An investment decision is not an emotional decision – it’s a financial decision
With property investment – so many fall into the trap of making an emotional decision on a location, even not looking outside your backyard. This can be a mistake. It’s demand which ultimately drives capital growth, not the property type.
Due diligence must be performed including obtaining information on what percentage of the population are owner occupiers rather than renters – the higher the percentage of renters the more demand for rental properties and improvement of rental yield. A high percentage of owner-occupiers are usually in areas outside the city fringes and may have less demand for rental stock making it more difficult to rent out your property. An assessment of the vacancy rate will provide you with further comfort.
You should always work out the best area to buy, areas need to be popular with families and individuals alike, have infrastructure in place, schools and public transport – if not, people just won’t move there. Generally – the further the distance of the property from the CBD – the more likely houses will be found rather than apartments.
Apartments will be generally in areas close to the CBD, “trendy” areas in most capital cities have now become saturated with Apartment stock.Look at South Yarra in Melbourne, it is close to the city and popular with young professionals and foreign investors. As a result, demand is strong with a great shopping district, proximity to the city and great public transport and more importantly lifestyle. It’s a cool place to live; this has meant that there is a low vacancy rate and strong yield. However, there are concerns of over supply in the apartment market, which may impact your capital growth in the long term. In an area like South Yarra, a house will be difficult on a beginner’s budget, townhouses will reach up to $2 million and therefore depending on your strategy and borrowing power, an apartment may be suitable.
Think about the FINANCIAL commitment
Apartments are generally cheaper to buy than houses, so you could potentially be looking at a lower financial commitment. With apartments, there is no ‘land’ attached. Land is generally more expensive closer to the city and therefore apartments may be suitable. However for young families, there is no feeling like home, and a game of cricket in the backyard is required. This choice may push you to the outer limits of capital cities based on your affordability. This is generally where young families buy house and land on the fringes in less developed areas.
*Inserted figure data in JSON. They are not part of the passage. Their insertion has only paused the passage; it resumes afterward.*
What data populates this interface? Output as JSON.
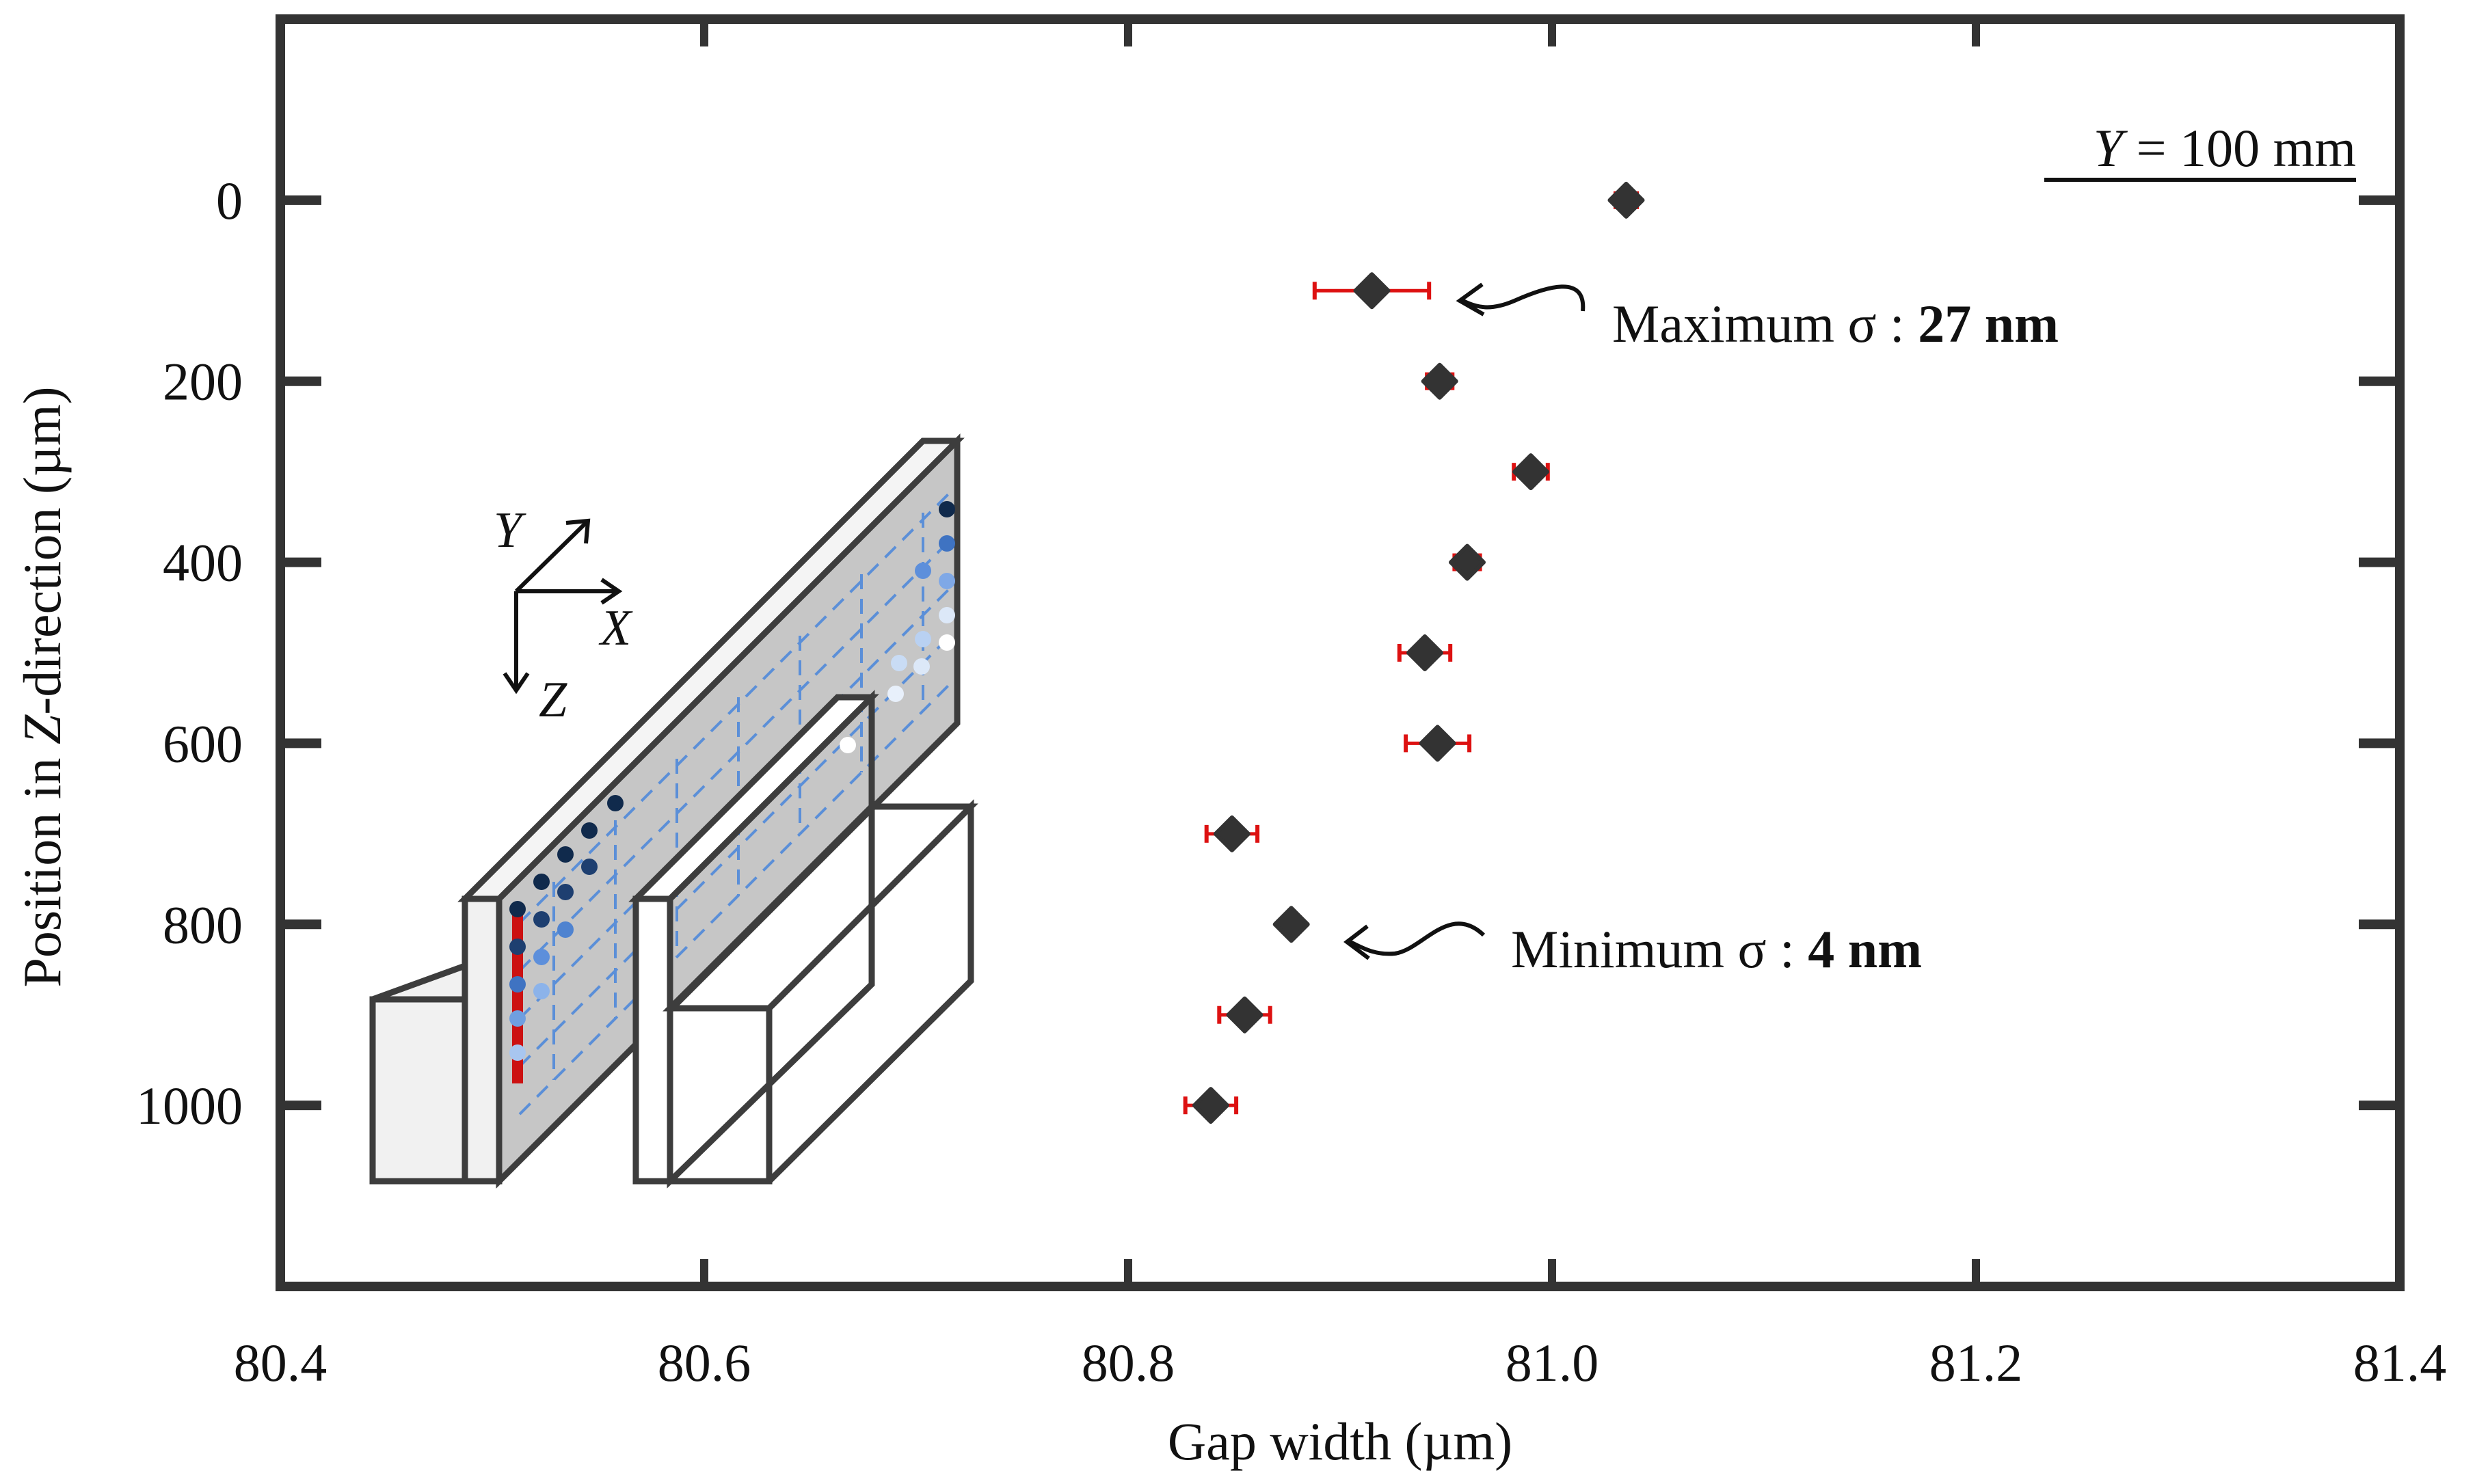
{
  "chart_data": {
    "type": "scatter",
    "xlabel": "Gap width (µm)",
    "ylabel_prefix": "Position in ",
    "ylabel_italic": "Z",
    "ylabel_suffix": "-direction (µm)",
    "xlim": [
      80.4,
      81.4
    ],
    "ylim": [
      1200,
      -200
    ],
    "xticks": [
      80.4,
      80.6,
      80.8,
      81.0,
      81.2,
      81.4
    ],
    "xtick_labels": [
      "80.4",
      "80.6",
      "80.8",
      "81.0",
      "81.2",
      "81.4"
    ],
    "yticks": [
      0,
      200,
      400,
      600,
      800,
      1000
    ],
    "ytick_labels": [
      "0",
      "200",
      "400",
      "600",
      "800",
      "1000"
    ],
    "series": [
      {
        "name": "Gap width",
        "marker": "diamond",
        "color": "#333333",
        "errorbar_color": "#dd1111",
        "points": [
          {
            "z": 0,
            "gap": 81.035,
            "err": 0.005
          },
          {
            "z": 100,
            "gap": 80.915,
            "err": 0.027
          },
          {
            "z": 200,
            "gap": 80.947,
            "err": 0.006
          },
          {
            "z": 300,
            "gap": 80.99,
            "err": 0.008
          },
          {
            "z": 400,
            "gap": 80.96,
            "err": 0.006
          },
          {
            "z": 500,
            "gap": 80.94,
            "err": 0.012
          },
          {
            "z": 600,
            "gap": 80.946,
            "err": 0.015
          },
          {
            "z": 700,
            "gap": 80.849,
            "err": 0.012
          },
          {
            "z": 800,
            "gap": 80.877,
            "err": 0.004
          },
          {
            "z": 900,
            "gap": 80.855,
            "err": 0.012
          },
          {
            "z": 1000,
            "gap": 80.839,
            "err": 0.012
          }
        ]
      }
    ],
    "annotations": {
      "y_position_italic": "Y",
      "y_position_rest": " = 100 mm",
      "max_label": "Maximum σ : ",
      "max_value": "27 nm",
      "min_label": "Minimum σ : ",
      "min_value": "4 nm"
    },
    "inset_axes": {
      "y": "Y",
      "x": "X",
      "z": "Z"
    },
    "grid": false
  }
}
Weigh up the potential rental returns
Apartments traditionally provide a better rental yield than houses. According to figures from Core Logic RP Data, the national rental yield in 2014 for houses in capital cities was 3.7%, compared with 4.5% for apartments. A similar trend has occurred in 2015.
Recently, rental yields for both houses and units have been falling, as rises in property values have outpaced rises in rent. A key concern will be rental demand as so many apartments are built in capital cities.
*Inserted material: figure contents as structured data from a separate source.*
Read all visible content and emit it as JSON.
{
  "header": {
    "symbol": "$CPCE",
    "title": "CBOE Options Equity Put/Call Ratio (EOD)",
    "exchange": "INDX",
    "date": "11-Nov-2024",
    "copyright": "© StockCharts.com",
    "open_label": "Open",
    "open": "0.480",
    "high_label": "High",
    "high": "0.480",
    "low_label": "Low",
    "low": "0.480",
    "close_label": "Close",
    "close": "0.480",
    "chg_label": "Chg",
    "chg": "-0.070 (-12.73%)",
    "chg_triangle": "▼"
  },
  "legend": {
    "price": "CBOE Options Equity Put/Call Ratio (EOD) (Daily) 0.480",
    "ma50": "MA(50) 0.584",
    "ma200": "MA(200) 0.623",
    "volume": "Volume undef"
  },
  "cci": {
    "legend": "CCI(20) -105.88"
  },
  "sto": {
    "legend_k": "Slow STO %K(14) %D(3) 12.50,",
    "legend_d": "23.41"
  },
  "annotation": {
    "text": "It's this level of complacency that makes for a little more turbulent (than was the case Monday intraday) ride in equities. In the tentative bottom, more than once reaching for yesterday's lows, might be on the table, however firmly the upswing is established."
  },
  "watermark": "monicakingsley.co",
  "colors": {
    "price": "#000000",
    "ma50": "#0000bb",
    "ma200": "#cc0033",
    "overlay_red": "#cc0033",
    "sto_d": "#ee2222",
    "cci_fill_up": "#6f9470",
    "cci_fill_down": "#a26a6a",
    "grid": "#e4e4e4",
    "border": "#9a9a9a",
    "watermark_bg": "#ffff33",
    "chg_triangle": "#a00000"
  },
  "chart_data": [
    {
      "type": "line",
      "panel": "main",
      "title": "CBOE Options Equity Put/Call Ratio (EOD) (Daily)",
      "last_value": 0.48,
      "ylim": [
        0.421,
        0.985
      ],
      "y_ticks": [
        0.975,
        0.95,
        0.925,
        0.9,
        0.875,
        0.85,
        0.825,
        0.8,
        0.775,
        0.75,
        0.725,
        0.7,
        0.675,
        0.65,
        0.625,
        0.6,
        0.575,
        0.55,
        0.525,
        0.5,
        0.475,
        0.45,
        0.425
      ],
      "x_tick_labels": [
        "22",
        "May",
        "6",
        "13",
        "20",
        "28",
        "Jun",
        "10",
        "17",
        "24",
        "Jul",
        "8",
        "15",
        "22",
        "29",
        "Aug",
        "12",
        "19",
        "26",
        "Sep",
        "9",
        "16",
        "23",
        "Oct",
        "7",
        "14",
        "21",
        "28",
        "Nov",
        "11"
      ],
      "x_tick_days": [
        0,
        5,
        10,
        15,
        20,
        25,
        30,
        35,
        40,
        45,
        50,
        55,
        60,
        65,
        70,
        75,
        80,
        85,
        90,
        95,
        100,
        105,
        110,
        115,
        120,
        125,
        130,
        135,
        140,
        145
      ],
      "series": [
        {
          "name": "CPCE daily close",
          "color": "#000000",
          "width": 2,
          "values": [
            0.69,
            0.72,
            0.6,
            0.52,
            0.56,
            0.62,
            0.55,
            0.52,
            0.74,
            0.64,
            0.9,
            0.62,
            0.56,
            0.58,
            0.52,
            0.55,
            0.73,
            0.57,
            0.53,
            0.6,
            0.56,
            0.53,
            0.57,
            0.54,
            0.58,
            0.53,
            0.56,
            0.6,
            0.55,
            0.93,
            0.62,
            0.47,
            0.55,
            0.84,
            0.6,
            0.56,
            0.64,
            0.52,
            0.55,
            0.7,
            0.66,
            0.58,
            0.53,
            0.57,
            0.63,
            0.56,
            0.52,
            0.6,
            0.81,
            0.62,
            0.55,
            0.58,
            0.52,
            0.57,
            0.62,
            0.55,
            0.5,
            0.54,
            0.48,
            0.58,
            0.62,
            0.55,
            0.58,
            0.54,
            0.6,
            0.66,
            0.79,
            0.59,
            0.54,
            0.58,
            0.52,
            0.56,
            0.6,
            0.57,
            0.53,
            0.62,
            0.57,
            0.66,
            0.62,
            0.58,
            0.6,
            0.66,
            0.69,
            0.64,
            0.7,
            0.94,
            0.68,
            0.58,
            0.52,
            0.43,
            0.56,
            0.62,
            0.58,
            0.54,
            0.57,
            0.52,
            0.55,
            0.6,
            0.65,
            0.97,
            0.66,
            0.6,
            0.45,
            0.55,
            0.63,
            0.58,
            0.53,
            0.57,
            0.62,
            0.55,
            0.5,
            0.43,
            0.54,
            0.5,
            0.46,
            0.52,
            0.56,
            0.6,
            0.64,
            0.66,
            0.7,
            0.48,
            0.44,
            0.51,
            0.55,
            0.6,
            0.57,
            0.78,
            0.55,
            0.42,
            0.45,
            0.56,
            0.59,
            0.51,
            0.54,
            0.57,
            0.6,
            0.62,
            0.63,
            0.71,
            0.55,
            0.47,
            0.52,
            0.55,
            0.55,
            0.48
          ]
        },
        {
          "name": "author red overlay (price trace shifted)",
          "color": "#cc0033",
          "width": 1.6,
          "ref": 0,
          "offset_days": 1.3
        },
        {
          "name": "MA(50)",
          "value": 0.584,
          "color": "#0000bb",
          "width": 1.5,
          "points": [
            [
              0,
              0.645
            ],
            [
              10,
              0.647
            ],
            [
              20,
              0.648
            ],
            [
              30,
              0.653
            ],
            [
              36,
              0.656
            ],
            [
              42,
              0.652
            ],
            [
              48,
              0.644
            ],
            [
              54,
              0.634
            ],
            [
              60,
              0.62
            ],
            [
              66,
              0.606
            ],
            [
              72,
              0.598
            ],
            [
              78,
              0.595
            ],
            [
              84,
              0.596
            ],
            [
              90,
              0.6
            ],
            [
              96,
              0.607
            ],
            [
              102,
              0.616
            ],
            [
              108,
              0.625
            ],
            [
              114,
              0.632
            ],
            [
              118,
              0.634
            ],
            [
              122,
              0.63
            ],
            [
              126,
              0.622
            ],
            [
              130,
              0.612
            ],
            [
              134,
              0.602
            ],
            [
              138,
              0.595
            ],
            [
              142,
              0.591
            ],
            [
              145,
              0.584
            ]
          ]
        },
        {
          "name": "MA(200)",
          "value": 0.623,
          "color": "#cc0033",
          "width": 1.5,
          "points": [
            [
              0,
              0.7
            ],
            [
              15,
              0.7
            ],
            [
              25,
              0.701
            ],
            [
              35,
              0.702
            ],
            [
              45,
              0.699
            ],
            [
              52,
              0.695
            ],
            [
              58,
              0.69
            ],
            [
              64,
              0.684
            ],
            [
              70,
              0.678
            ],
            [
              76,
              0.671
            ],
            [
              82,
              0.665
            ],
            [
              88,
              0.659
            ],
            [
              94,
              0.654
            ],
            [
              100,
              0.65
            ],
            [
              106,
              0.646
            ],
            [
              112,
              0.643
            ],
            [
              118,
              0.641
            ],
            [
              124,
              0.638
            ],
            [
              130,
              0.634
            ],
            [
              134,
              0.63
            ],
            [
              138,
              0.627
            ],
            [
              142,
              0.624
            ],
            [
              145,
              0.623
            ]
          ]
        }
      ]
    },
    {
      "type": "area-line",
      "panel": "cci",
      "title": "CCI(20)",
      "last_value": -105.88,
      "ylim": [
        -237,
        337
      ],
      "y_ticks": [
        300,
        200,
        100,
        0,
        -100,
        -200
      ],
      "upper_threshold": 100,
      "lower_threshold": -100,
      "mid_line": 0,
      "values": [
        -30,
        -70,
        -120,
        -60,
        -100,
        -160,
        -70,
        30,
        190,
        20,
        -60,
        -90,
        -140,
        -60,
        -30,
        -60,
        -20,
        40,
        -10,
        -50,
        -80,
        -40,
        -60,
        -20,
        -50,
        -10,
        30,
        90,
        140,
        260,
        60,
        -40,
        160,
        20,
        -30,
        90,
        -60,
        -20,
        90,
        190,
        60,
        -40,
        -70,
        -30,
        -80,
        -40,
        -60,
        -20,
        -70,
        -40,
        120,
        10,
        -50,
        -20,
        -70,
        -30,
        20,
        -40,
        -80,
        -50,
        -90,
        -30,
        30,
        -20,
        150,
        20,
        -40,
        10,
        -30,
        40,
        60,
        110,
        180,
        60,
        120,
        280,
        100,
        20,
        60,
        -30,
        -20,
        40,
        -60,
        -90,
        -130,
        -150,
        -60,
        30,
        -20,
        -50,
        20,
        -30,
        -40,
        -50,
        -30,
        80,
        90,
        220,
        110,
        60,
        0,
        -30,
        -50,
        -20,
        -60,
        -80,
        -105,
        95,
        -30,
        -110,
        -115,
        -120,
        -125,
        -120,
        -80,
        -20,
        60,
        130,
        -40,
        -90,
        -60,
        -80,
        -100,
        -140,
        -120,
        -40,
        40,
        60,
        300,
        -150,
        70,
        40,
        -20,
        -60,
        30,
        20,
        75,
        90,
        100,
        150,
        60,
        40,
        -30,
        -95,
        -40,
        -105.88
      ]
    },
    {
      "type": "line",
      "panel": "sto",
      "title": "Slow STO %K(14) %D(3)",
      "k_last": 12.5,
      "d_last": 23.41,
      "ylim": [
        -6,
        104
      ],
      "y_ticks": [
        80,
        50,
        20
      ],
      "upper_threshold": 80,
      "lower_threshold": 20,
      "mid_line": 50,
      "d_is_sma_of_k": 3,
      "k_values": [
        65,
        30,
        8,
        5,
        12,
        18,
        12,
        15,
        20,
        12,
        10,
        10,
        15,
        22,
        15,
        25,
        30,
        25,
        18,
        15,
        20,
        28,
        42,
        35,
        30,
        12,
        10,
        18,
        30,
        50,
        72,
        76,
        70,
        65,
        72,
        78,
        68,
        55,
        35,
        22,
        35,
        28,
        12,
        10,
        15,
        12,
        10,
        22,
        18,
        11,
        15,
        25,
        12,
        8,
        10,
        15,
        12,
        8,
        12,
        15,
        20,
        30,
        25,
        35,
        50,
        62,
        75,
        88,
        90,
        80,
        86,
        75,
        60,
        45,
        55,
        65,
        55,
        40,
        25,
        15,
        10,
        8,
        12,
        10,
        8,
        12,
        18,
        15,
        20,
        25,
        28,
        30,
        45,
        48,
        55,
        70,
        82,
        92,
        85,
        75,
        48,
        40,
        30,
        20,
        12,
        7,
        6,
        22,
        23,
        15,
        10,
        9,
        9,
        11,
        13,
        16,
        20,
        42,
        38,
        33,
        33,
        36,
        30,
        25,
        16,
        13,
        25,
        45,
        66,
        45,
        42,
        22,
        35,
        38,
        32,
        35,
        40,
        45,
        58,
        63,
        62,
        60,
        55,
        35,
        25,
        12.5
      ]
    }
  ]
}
You’ll need to think about both the level of financial commitment you’re up for and the expected rental return in order to work out what type of property makes the most sense for you.
Factor in maintenance costs
Houses tend to cost more to maintain than apartments, because owners are responsible for the cost of repairs inside and out.
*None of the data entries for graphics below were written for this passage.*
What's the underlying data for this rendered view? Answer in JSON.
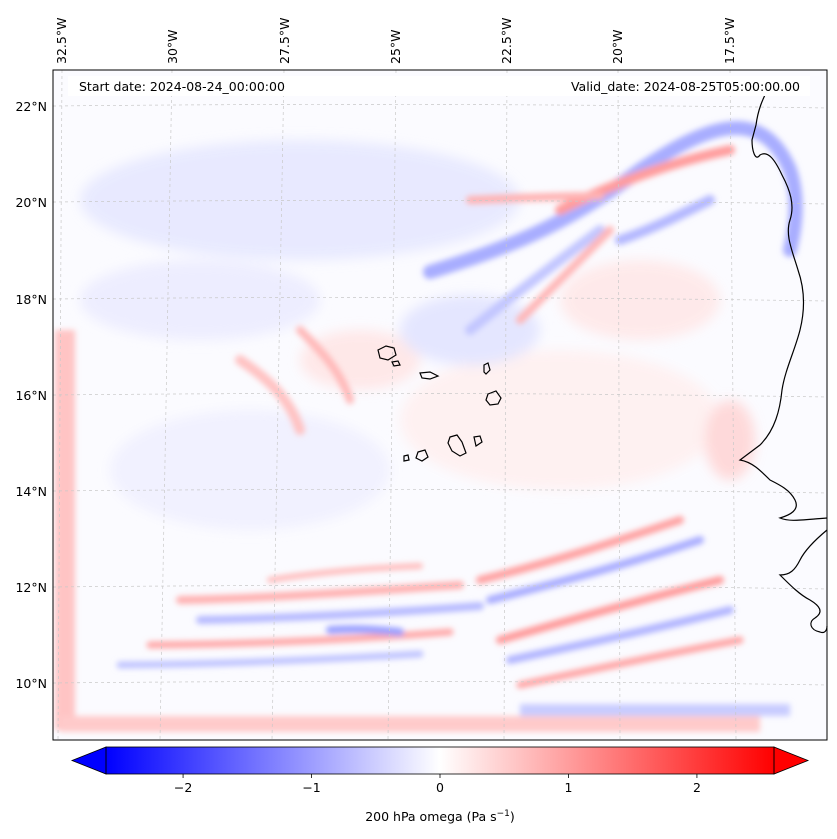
{
  "map": {
    "start_date": "Start date: 2024-08-24_00:00:00",
    "valid_date": "Valid_date: 2024-08-25T05:00:00.00",
    "lon_labels": [
      "32.5°W",
      "30°W",
      "27.5°W",
      "25°W",
      "22.5°W",
      "20°W",
      "17.5°W"
    ],
    "lat_labels": [
      "22°N",
      "20°N",
      "18°N",
      "16°N",
      "14°N",
      "12°N",
      "10°N"
    ]
  },
  "colorbar": {
    "label": "200 hPa omega (Pa s",
    "label_superscript": "−1",
    "label_close": ")",
    "ticks": [
      "−2",
      "−1",
      "0",
      "1",
      "2"
    ],
    "tick_values": [
      -2,
      -1,
      0,
      1,
      2
    ],
    "range": [
      -2.6,
      2.6
    ],
    "colormap": "bwr",
    "colors": {
      "negative": "#0000ff",
      "zero": "#ffffff",
      "positive": "#ff0000"
    }
  },
  "field_features": [
    {
      "kind": "negative-band",
      "value": -0.6
    },
    {
      "kind": "positive-band",
      "value": 0.8
    },
    {
      "kind": "negative-patch",
      "value": -0.3
    },
    {
      "kind": "positive-patch",
      "value": 0.5
    }
  ]
}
Apartment owners are usually only responsible for repairs inside their property, and will probably pay an owners corporation fee to cover all other repairs and maintenance. Owners corporation will differ for one, two and three bedroom apartments. It is important to understand the costs prior to purchasing the property.
The upside of owning a house from an investor’s perspective is that you can make improvements to your property without approval from another party, such as an owners’ corporation.
So what is best for me?
The choice of house v apartment will differ based on an investors preference. The closer you are to a CBD, the more likely an apartment will be suitable as houses with the land attached will require a significant investment. However if you have the funds – why not? The further you consider outside a CBD, the more affordable housing is.